I use McCormick spices, just as my Mom did when I was young. Two key flavors in this dish are McCormick’s allspice and nutmeg. I use allspice a lot. I love it paired with meat. It has a warm, slightly sweet flavor with a really distinctive scent. Nutmeg, too, has a warm and almost sweet taste and is essential when making the perfect béchamel. Use it sparingly, but as soon as you stir it in, you’ll taste the subtle difference it can make.
Do you have your own secret spices or herbs you use in a family recipe, too? Share your stories and recipes below as part of McCormick’s American Homemade program. You may also want to head over to McCormick’s page and create a FlavorPrint account. I’ve created my own FlavorPrint profile and have found some really wonderful new recipes based on my flavor preferences. FlavorPrint is a tool that provides recipes and recipe ideas based on a few questions you’ll answer about tastes, foods and flavors you love. The more you use FlavorPrint, the more familiar it becomes with your preferences. Sign up now to find recipes you and your family will love. It’s fun!

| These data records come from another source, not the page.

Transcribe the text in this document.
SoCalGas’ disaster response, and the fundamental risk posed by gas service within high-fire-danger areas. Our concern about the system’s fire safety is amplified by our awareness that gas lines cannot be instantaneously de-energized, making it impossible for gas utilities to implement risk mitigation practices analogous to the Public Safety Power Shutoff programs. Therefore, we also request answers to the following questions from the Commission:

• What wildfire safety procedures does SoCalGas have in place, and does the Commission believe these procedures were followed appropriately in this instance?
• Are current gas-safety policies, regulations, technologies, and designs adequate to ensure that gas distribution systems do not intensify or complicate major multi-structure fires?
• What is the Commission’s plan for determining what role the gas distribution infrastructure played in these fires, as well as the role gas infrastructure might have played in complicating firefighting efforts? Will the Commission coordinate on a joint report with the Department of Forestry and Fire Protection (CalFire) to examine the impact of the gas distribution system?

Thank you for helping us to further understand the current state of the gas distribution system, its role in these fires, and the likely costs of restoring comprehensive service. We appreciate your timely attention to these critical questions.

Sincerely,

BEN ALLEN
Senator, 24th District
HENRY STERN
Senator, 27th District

Baked Macaroni and Mushrooms
2 tablespoons olive oil
16 ounces mushrooms, stems trimmed and sliced
1 large shallot, finely diced, about 1/3 cup
1/2 teaspoon McCormick allspice
salt and pepper to taste
4 tablespoons butter
1/3 cup all purpose flour
4 1/4 cups warm milk
1/4 teaspoon McCormick ground nutmeg
salt and pepper to taste
1 tablespoon grated Parmesan
1 pound penne pasta (I use mini penne)
In a 12 inch sauté pan over medium heat, combine the olive oil and the mushrooms. Continue cooking until the mushrooms begin to brown. Add the shallots. Continue cooking until the mushrooms are a deep brown (see Notes) and the shallots have softened. Add the allspice, salt and pepper.
In a medium saucepan, melt the butter over medium heat. Add the flour and whisk for 2 to 3 minutes. Do not allow the mixture to get too much color. Whisk in the warm milk and increase the heat to medium high. Once the sauce begins to gently boil, reduce the heat and cook for about 5 minutes, whisking frequently. Add the nutmeg, salt and pepper. Set aside until ready to assemble.

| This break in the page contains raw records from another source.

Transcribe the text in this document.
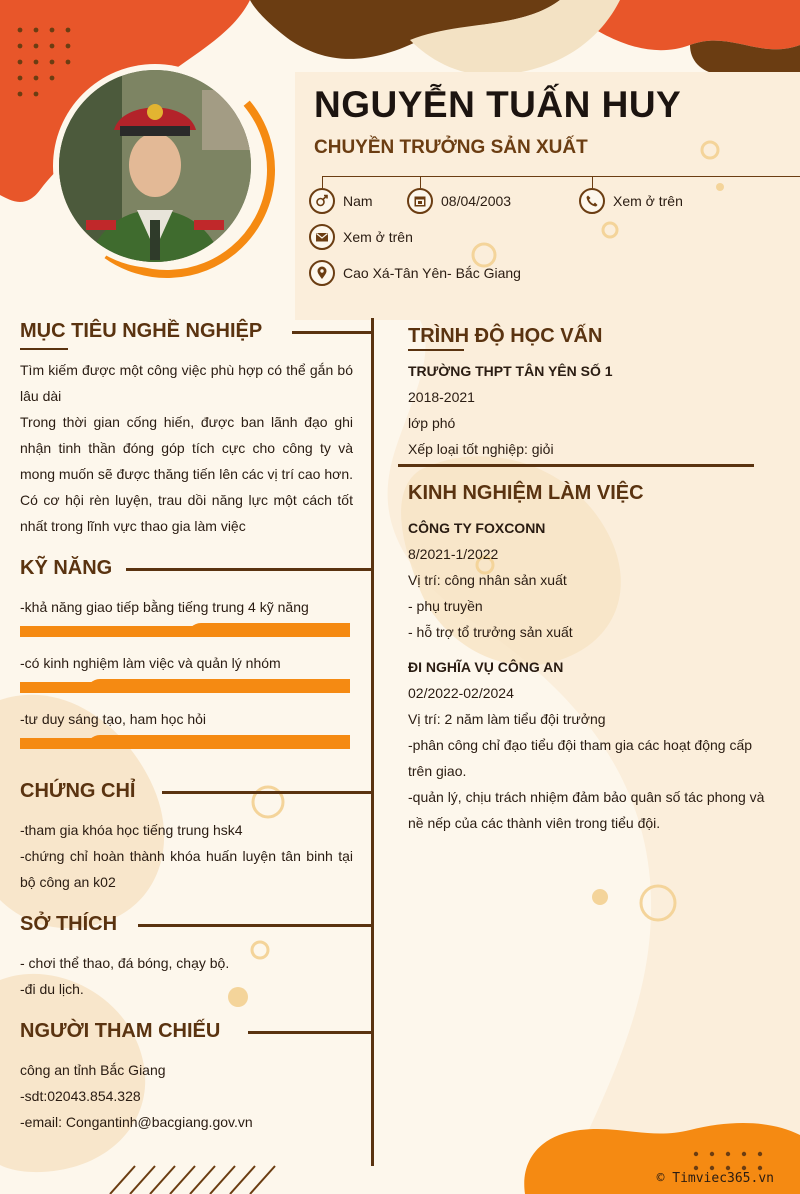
NGUYỄN TUẤN HUY
CHUYỀN TRƯỞNG SẢN XUẤT
Nam	08/04/2003	Xem ở trên
Xem ở trên
Cao Xá-Tân Yên- Bắc Giang
MỤC TIÊU NGHỀ NGHIỆP

Tìm kiếm được một công việc phù hợp có thể gắn bó lâu dài

Trong thời gian cống hiến, được ban lãnh đạo ghi nhận tinh thần đóng góp tích cực cho công ty và mong muốn sẽ được thăng tiến lên các vị trí cao hơn. Có cơ hội rèn luyện, trau dồi năng lực một cách tốt nhất trong lĩnh vực thao gia làm việc

KỸ NĂNG
-khả năng giao tiếp bằng tiếng trung 4 kỹ năng
-có kinh nghiệm làm việc và quản lý nhóm
-tư duy sáng tạo, ham học hỏi
CHỨNG CHỈ

-tham gia khóa học tiếng trung hsk4

-chứng chỉ hoàn thành khóa huấn luyện tân binh tại bộ công an k02

SỞ THÍCH

- chơi thể thao, đá bóng, chạy bộ.

-đi du lịch.

NGƯỜI THAM CHIẾU

công an tỉnh Bắc Giang

-sdt:02043.854.328

-email: Congantinh@bacgiang.gov.vn

TRÌNH ĐỘ HỌC VẤN

TRƯỜNG THPT TÂN YÊN SỐ 1

2018-2021

lớp phó

Xếp loại tốt nghiệp: giỏi

KINH NGHIỆM LÀM VIỆC

CÔNG TY FOXCONN

8/2021-1/2022

Vị trí: công nhân sản xuất

- phụ truyền

- hỗ trợ tổ trưởng sản xuất

ĐI NGHĨA VỤ CÔNG AN

02/2022-02/2024

Vị trí: 2 năm làm tiểu đội trưởng

-phân công chỉ đạo tiểu đội tham gia các hoạt động cấp trên giao.

-quản lý, chịu trách nhiệm đảm bảo quân số tác phong và nề nếp của các thành viên trong tiểu đội.

© Timviec365.vn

In a large pot, bring about 5 quarts of water to a rolling boil. Add the sea salt and the pasta. Refer to the package for cooking time. Stir frequently, until the pasta is cooked to al dente. Drain in a colander and assemble with the other ingredients immediately.
In a large, lightly greased casserole dish, spread about 1/2 cup of the béchamel followed by half of the pasta. Next, add all of the mushroom mixture and spread evenly over the pasta. Add the remaining half of the pasta and spread it evenly over the top. Pour the béchamel over the pasta covering the entire casserole. Sprinkle the Parmesan lightly on top.

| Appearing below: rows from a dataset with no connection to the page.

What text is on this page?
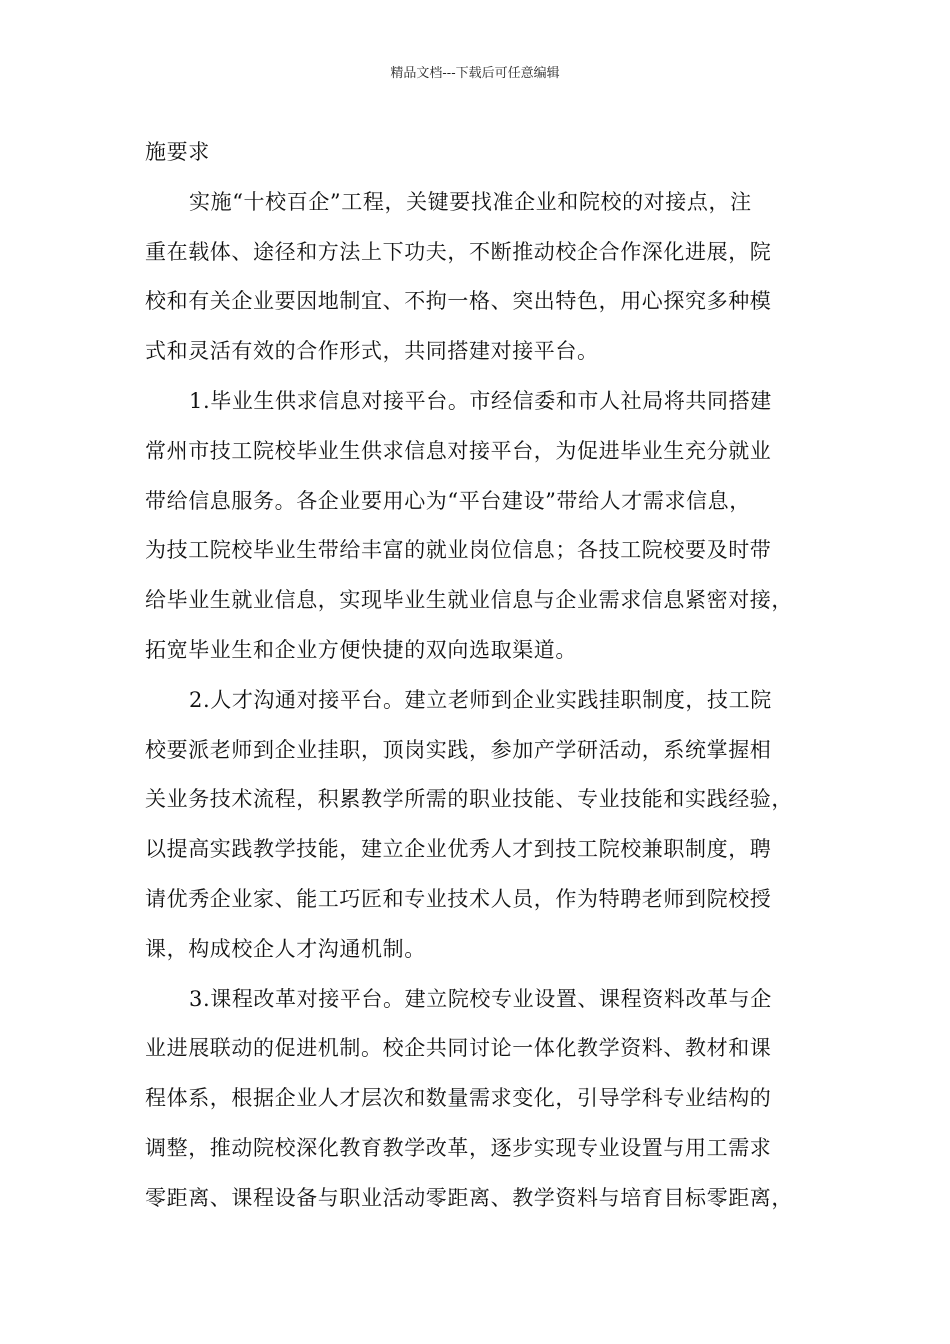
精品文档---下载后可任意编辑
施要求
实施“十校百企”工程，关键要找准企业和院校的对接点，注
重在载体、途径和方法上下功夫，不断推动校企合作深化进展，院
校和有关企业要因地制宜、不拘一格、突出特色，用心探究多种模
式和灵活有效的合作形式，共同搭建对接平台。
1.毕业生供求信息对接平台。市经信委和市人社局将共同搭建
常州市技工院校毕业生供求信息对接平台，为促进毕业生充分就业
带给信息服务。各企业要用心为“平台建设”带给人才需求信息，
为技工院校毕业生带给丰富的就业岗位信息；各技工院校要及时带
给毕业生就业信息，实现毕业生就业信息与企业需求信息紧密对接，
拓宽毕业生和企业方便快捷的双向选取渠道。
2.人才沟通对接平台。建立老师到企业实践挂职制度，技工院
校要派老师到企业挂职，顶岗实践，参加产学研活动，系统掌握相
关业务技术流程，积累教学所需的职业技能、专业技能和实践经验，
以提高实践教学技能，建立企业优秀人才到技工院校兼职制度，聘
请优秀企业家、能工巧匠和专业技术人员，作为特聘老师到院校授
课，构成校企人才沟通机制。
3.课程改革对接平台。建立院校专业设置、课程资料改革与企
业进展联动的促进机制。校企共同讨论一体化教学资料、教材和课
程体系，根据企业人才层次和数量需求变化，引导学科专业结构的
调整，推动院校深化教育教学改革，逐步实现专业设置与用工需求
零距离、课程设备与职业活动零距离、教学资料与培育目标零距离，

Bake in the oven uncovered for about 40 minutes or until golden brown on top. Allow to sit for at least five minutes before serving.
- When cooking the mushrooms, you’ll want to get them quite brown. That is how you’ll get the most flavor from them and it will prevent them from watering down your casserole. One important key is to never salt them until the very end when they are their deepest brown. The salt can draw the moisture out if added too early and will make it hard to cook them properly.
- If you do not have shallots, go ahead and use half of a medium onion. It will still be fabulous!